Customize Identity – This is your chance to make it make sense to the PCs. Match motives to established game patterns and push some player buttons to make it feel like the players are the point. Make these replacements a force in your world and you may even find yourself coming back to them time and time again for new stories.
In the above: The leader of the corruption effort is a necromancer Denizen (instead of Stone Giant transmuter) and he has made a number of undead servants to aid his brothers. He sees the PCs as a part of the geometry of magic barring his annexation of this land. The party’s paladin is a particular concern to him. Nothing is going to feel more personal that a strike force against a single party member like that.
Customize ALONG CRs – The modules “off theme” monsters need to be integrated into our new custom story. Some will stay, others will have to go being to close to old groups or unlikely with your new replacements.
In the above: The zombie undead lord fighter can stay after all our necromancer is likely to have made such a creature. The shining child, planar hound and a couple other outsiders are fine to leave. The lamia cleric (CR10) is less likely as is the kobold barbarian (CR 11) and these will need more thematic replacement. We use some more minotaurs and proteans just to up their presence. We leave the cultist monks alone figuring they serve the Denizens willingly.

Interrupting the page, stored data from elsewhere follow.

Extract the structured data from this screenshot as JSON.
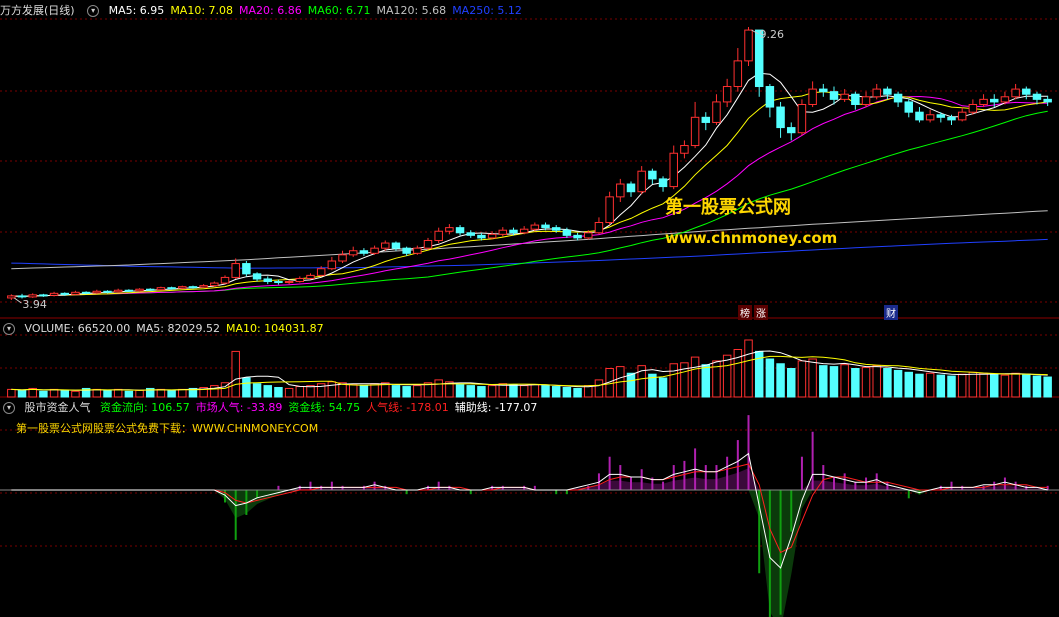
{
  "header_price": {
    "title": "万方发展(日线)",
    "ma": [
      {
        "label": "MA5: 6.95",
        "color": "#ffffff"
      },
      {
        "label": "MA10: 7.08",
        "color": "#ffff00"
      },
      {
        "label": "MA20: 6.86",
        "color": "#ff00ff"
      },
      {
        "label": "MA60: 6.71",
        "color": "#00ff00"
      },
      {
        "label": "MA120: 5.68",
        "color": "#c0c0c0"
      },
      {
        "label": "MA250: 5.12",
        "color": "#2040ff"
      }
    ]
  },
  "header_volume": {
    "items": [
      {
        "label": "VOLUME: 66520.00",
        "color": "#dddddd"
      },
      {
        "label": "MA5: 82029.52",
        "color": "#dddddd"
      },
      {
        "label": "MA10: 104031.87",
        "color": "#ffff00"
      }
    ]
  },
  "header_indicator": {
    "title": "股市资金人气",
    "items": [
      {
        "label": "资金流向: 106.57",
        "color": "#00ff00"
      },
      {
        "label": "市场人气: -33.89",
        "color": "#ff00ff"
      },
      {
        "label": "资金线: 54.75",
        "color": "#00ff00"
      },
      {
        "label": "人气线: -178.01",
        "color": "#ff2020"
      },
      {
        "label": "辅助线: -177.07",
        "color": "#ffffff"
      }
    ]
  },
  "promo_text": "第一股票公式网股票公式免费下载：WWW.CHNMONEY.COM",
  "watermark": {
    "line1": "第一股票公式网",
    "line2": "www.chnmoney.com"
  },
  "price_annotations": {
    "high": "9.26",
    "low": "3.94"
  },
  "event_tags": [
    {
      "text": "榜",
      "color": "#8b0000"
    },
    {
      "text": "涨",
      "color": "#8b0000"
    },
    {
      "text": "财",
      "color": "#1a2a8b"
    }
  ],
  "chart_data": {
    "type": "candlestick",
    "title": "万方发展(日线)",
    "up_color": "#ff3030",
    "down_color": "#54ffff",
    "price_range": [
      3.94,
      9.26
    ],
    "ma_colors": {
      "ma5": "#ffffff",
      "ma10": "#ffff00",
      "ma20": "#ff00ff",
      "ma60": "#00ff00",
      "ma120": "#c0c0c0",
      "ma250": "#2040ff"
    },
    "candles": [
      [
        3.98,
        4.02,
        4.05,
        3.94
      ],
      [
        4.02,
        4.0,
        4.06,
        3.97
      ],
      [
        4.0,
        4.04,
        4.07,
        3.98
      ],
      [
        4.04,
        4.03,
        4.06,
        4.0
      ],
      [
        4.03,
        4.07,
        4.1,
        4.01
      ],
      [
        4.07,
        4.05,
        4.09,
        4.02
      ],
      [
        4.05,
        4.09,
        4.12,
        4.04
      ],
      [
        4.09,
        4.08,
        4.11,
        4.05
      ],
      [
        4.08,
        4.11,
        4.14,
        4.06
      ],
      [
        4.11,
        4.1,
        4.13,
        4.07
      ],
      [
        4.1,
        4.13,
        4.16,
        4.08
      ],
      [
        4.13,
        4.12,
        4.15,
        4.1
      ],
      [
        4.12,
        4.15,
        4.17,
        4.1
      ],
      [
        4.15,
        4.14,
        4.17,
        4.12
      ],
      [
        4.14,
        4.18,
        4.2,
        4.13
      ],
      [
        4.18,
        4.17,
        4.2,
        4.14
      ],
      [
        4.17,
        4.2,
        4.22,
        4.15
      ],
      [
        4.2,
        4.19,
        4.22,
        4.16
      ],
      [
        4.19,
        4.22,
        4.25,
        4.18
      ],
      [
        4.22,
        4.27,
        4.3,
        4.2
      ],
      [
        4.27,
        4.38,
        4.42,
        4.25
      ],
      [
        4.38,
        4.65,
        4.75,
        4.35
      ],
      [
        4.65,
        4.45,
        4.7,
        4.4
      ],
      [
        4.45,
        4.35,
        4.48,
        4.3
      ],
      [
        4.35,
        4.3,
        4.4,
        4.25
      ],
      [
        4.3,
        4.28,
        4.34,
        4.24
      ],
      [
        4.28,
        4.3,
        4.33,
        4.25
      ],
      [
        4.3,
        4.36,
        4.4,
        4.28
      ],
      [
        4.36,
        4.42,
        4.46,
        4.34
      ],
      [
        4.42,
        4.55,
        4.6,
        4.4
      ],
      [
        4.55,
        4.7,
        4.78,
        4.52
      ],
      [
        4.7,
        4.82,
        4.9,
        4.66
      ],
      [
        4.82,
        4.9,
        4.98,
        4.78
      ],
      [
        4.9,
        4.85,
        4.95,
        4.8
      ],
      [
        4.85,
        4.95,
        5.0,
        4.82
      ],
      [
        4.95,
        5.05,
        5.1,
        4.9
      ],
      [
        5.05,
        4.95,
        5.08,
        4.9
      ],
      [
        4.95,
        4.85,
        4.98,
        4.8
      ],
      [
        4.85,
        4.95,
        5.0,
        4.82
      ],
      [
        4.95,
        5.1,
        5.15,
        4.92
      ],
      [
        5.1,
        5.28,
        5.35,
        5.05
      ],
      [
        5.28,
        5.35,
        5.42,
        5.22
      ],
      [
        5.35,
        5.25,
        5.4,
        5.2
      ],
      [
        5.25,
        5.2,
        5.3,
        5.15
      ],
      [
        5.2,
        5.15,
        5.25,
        5.1
      ],
      [
        5.15,
        5.22,
        5.28,
        5.12
      ],
      [
        5.22,
        5.3,
        5.36,
        5.18
      ],
      [
        5.3,
        5.25,
        5.35,
        5.2
      ],
      [
        5.25,
        5.32,
        5.38,
        5.22
      ],
      [
        5.32,
        5.4,
        5.45,
        5.28
      ],
      [
        5.4,
        5.35,
        5.45,
        5.3
      ],
      [
        5.35,
        5.3,
        5.4,
        5.25
      ],
      [
        5.3,
        5.2,
        5.35,
        5.15
      ],
      [
        5.2,
        5.15,
        5.25,
        5.1
      ],
      [
        5.15,
        5.25,
        5.3,
        5.12
      ],
      [
        5.25,
        5.45,
        5.55,
        5.22
      ],
      [
        5.45,
        5.95,
        6.05,
        5.4
      ],
      [
        5.95,
        6.2,
        6.3,
        5.85
      ],
      [
        6.2,
        6.05,
        6.25,
        5.95
      ],
      [
        6.05,
        6.45,
        6.55,
        6.0
      ],
      [
        6.45,
        6.3,
        6.5,
        6.2
      ],
      [
        6.3,
        6.15,
        6.35,
        6.05
      ],
      [
        6.15,
        6.8,
        6.95,
        6.1
      ],
      [
        6.8,
        6.95,
        7.05,
        6.7
      ],
      [
        6.95,
        7.5,
        7.8,
        6.9
      ],
      [
        7.5,
        7.4,
        7.6,
        7.25
      ],
      [
        7.4,
        7.8,
        7.95,
        7.35
      ],
      [
        7.8,
        8.1,
        8.25,
        7.7
      ],
      [
        8.1,
        8.6,
        8.85,
        8.0
      ],
      [
        8.6,
        9.2,
        9.26,
        8.5
      ],
      [
        9.2,
        8.1,
        9.1,
        7.9
      ],
      [
        8.1,
        7.7,
        8.15,
        7.5
      ],
      [
        7.7,
        7.3,
        7.8,
        7.1
      ],
      [
        7.3,
        7.2,
        7.4,
        7.05
      ],
      [
        7.2,
        7.75,
        7.85,
        7.15
      ],
      [
        7.75,
        8.05,
        8.2,
        7.7
      ],
      [
        8.05,
        8.0,
        8.15,
        7.9
      ],
      [
        8.0,
        7.85,
        8.1,
        7.75
      ],
      [
        7.85,
        7.95,
        8.05,
        7.8
      ],
      [
        7.95,
        7.75,
        8.0,
        7.65
      ],
      [
        7.75,
        7.9,
        8.0,
        7.7
      ],
      [
        7.9,
        8.05,
        8.15,
        7.85
      ],
      [
        8.05,
        7.95,
        8.1,
        7.85
      ],
      [
        7.95,
        7.8,
        8.0,
        7.7
      ],
      [
        7.8,
        7.6,
        7.85,
        7.5
      ],
      [
        7.6,
        7.45,
        7.7,
        7.4
      ],
      [
        7.45,
        7.55,
        7.65,
        7.4
      ],
      [
        7.55,
        7.5,
        7.6,
        7.4
      ],
      [
        7.5,
        7.45,
        7.55,
        7.35
      ],
      [
        7.45,
        7.6,
        7.7,
        7.42
      ],
      [
        7.6,
        7.75,
        7.85,
        7.55
      ],
      [
        7.75,
        7.85,
        7.95,
        7.7
      ],
      [
        7.85,
        7.8,
        7.95,
        7.7
      ],
      [
        7.8,
        7.9,
        8.0,
        7.75
      ],
      [
        7.9,
        8.05,
        8.15,
        7.85
      ],
      [
        8.05,
        7.95,
        8.1,
        7.85
      ],
      [
        7.95,
        7.85,
        8.0,
        7.75
      ],
      [
        7.85,
        7.8,
        7.92,
        7.72
      ]
    ],
    "ma120": [
      4.55,
      4.62,
      4.72,
      4.85,
      4.98,
      5.12,
      5.28,
      5.42,
      5.55,
      5.68
    ],
    "ma250": [
      4.66,
      4.6,
      4.56,
      4.57,
      4.62,
      4.7,
      4.8,
      4.92,
      5.03,
      5.12
    ],
    "volume": [
      8,
      7,
      9,
      6,
      8,
      7,
      6,
      9,
      8,
      7,
      8,
      6,
      7,
      9,
      8,
      7,
      8,
      9,
      10,
      12,
      15,
      48,
      20,
      14,
      12,
      10,
      9,
      11,
      12,
      14,
      16,
      15,
      13,
      12,
      14,
      15,
      12,
      11,
      12,
      15,
      18,
      16,
      13,
      12,
      11,
      12,
      14,
      13,
      12,
      13,
      12,
      11,
      10,
      9,
      12,
      18,
      30,
      32,
      25,
      33,
      24,
      20,
      35,
      36,
      42,
      34,
      38,
      44,
      50,
      60,
      48,
      40,
      35,
      30,
      38,
      40,
      33,
      32,
      34,
      30,
      31,
      33,
      30,
      28,
      26,
      24,
      25,
      23,
      22,
      24,
      26,
      25,
      24,
      23,
      25,
      24,
      22,
      21
    ],
    "volume_ma5_label": "MA5",
    "indicator": {
      "bars": [
        0,
        0,
        0,
        0,
        0,
        0,
        0,
        0,
        0,
        0,
        0,
        0,
        0,
        0,
        0,
        0,
        0,
        0,
        0,
        0,
        -3,
        -12,
        -6,
        -2,
        0,
        1,
        0,
        1,
        2,
        1,
        2,
        1,
        0,
        1,
        2,
        1,
        0,
        -1,
        0,
        1,
        2,
        1,
        0,
        -1,
        0,
        1,
        1,
        0,
        1,
        1,
        0,
        -1,
        -1,
        0,
        1,
        4,
        8,
        6,
        3,
        5,
        3,
        2,
        6,
        7,
        10,
        6,
        6,
        8,
        12,
        18,
        -20,
        -40,
        -30,
        -10,
        8,
        14,
        6,
        3,
        4,
        2,
        3,
        4,
        2,
        0,
        -2,
        -1,
        0,
        1,
        2,
        1,
        0,
        1,
        2,
        3,
        2,
        1,
        0,
        1
      ],
      "redline": [
        0,
        0,
        0,
        0,
        0,
        0,
        0,
        0,
        0,
        0,
        0,
        0,
        0,
        0,
        0,
        0,
        0,
        0,
        0,
        0,
        -1,
        -4,
        -5,
        -4,
        -3,
        -2,
        -1,
        0,
        0,
        1,
        1,
        1,
        1,
        1,
        1,
        1,
        1,
        0,
        0,
        0,
        1,
        1,
        1,
        0,
        0,
        0,
        1,
        1,
        1,
        0,
        0,
        0,
        0,
        0,
        1,
        2,
        4,
        5,
        5,
        5,
        4,
        4,
        5,
        6,
        7,
        7,
        7,
        8,
        9,
        10,
        2,
        -15,
        -24,
        -22,
        -12,
        -2,
        4,
        5,
        5,
        4,
        3,
        3,
        3,
        2,
        1,
        0,
        0,
        0,
        1,
        1,
        1,
        1,
        2,
        2,
        2,
        2,
        1,
        1
      ],
      "whiteline": [
        0,
        0,
        0,
        0,
        0,
        0,
        0,
        0,
        0,
        0,
        0,
        0,
        0,
        0,
        0,
        0,
        0,
        0,
        0,
        0,
        -2,
        -6,
        -5,
        -3,
        -2,
        -1,
        0,
        1,
        1,
        1,
        1,
        1,
        1,
        1,
        2,
        1,
        0,
        0,
        0,
        1,
        1,
        1,
        0,
        0,
        0,
        1,
        1,
        1,
        1,
        0,
        0,
        0,
        0,
        1,
        2,
        3,
        6,
        6,
        5,
        5,
        4,
        4,
        6,
        7,
        8,
        7,
        7,
        9,
        11,
        14,
        -6,
        -26,
        -30,
        -18,
        -4,
        6,
        6,
        5,
        4,
        3,
        3,
        4,
        2,
        1,
        0,
        -1,
        0,
        1,
        1,
        1,
        1,
        2,
        2,
        3,
        2,
        1,
        1,
        0
      ]
    }
  }
}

Customize Locations – We are looking at changing big giants to medium outsiders and should be aware of the size difference. Fortunately, not much is problematic going Large => Medium and it will take very little nuancing. We ARE changing some flying creatures to non-flying and that will impact some of the adventure in ways we need to be aware of. Often adventures expect you to map the encounters for intro fights so this will be very minimal in terms of changes. Complex dungeon maps can be reversed or turned upside down or resequenced to “draw” an new map. Most of the difference will be in your descriptions anyway.
In the above: Most of the maps hold up fine despite size changes. We decide to run the mapless raid deeper in the city to make the Pale Stranger sniping from a watch tower while Denizens try to close for sneak attacks. The canyon map is made for flying wyverns and we decide to switch it to a tunnel leading into the valley from the outside. Our undead are on better footing with the PCs and the action feels more intense instead of leaving them in a big empty bowl. The later Cavern maps are fine but we decide to reverse the final Cavern dungeon because Walt has a pretty good memory but with a few changes even he won’t notice (mostly because he will be too busy saving from Protean warp waves…)
The above becomes “Denizens of Darkkeep” and we are going to have a blast!
Overall with less than 20 minutes on each phase of the Re-Skin, any module can be reborn into something new and relatively solid. While a little fast thinking is required most groups won’t even come close to finishing a re-skinned module before you can retrench your new version in a second session later to fill in all the cracks.
Lack of Prep Time doesn’t have to be the end for you if you effectively learn these techniques.
Do it for the Paladins…
…and soon they’ll be fighting for their lives.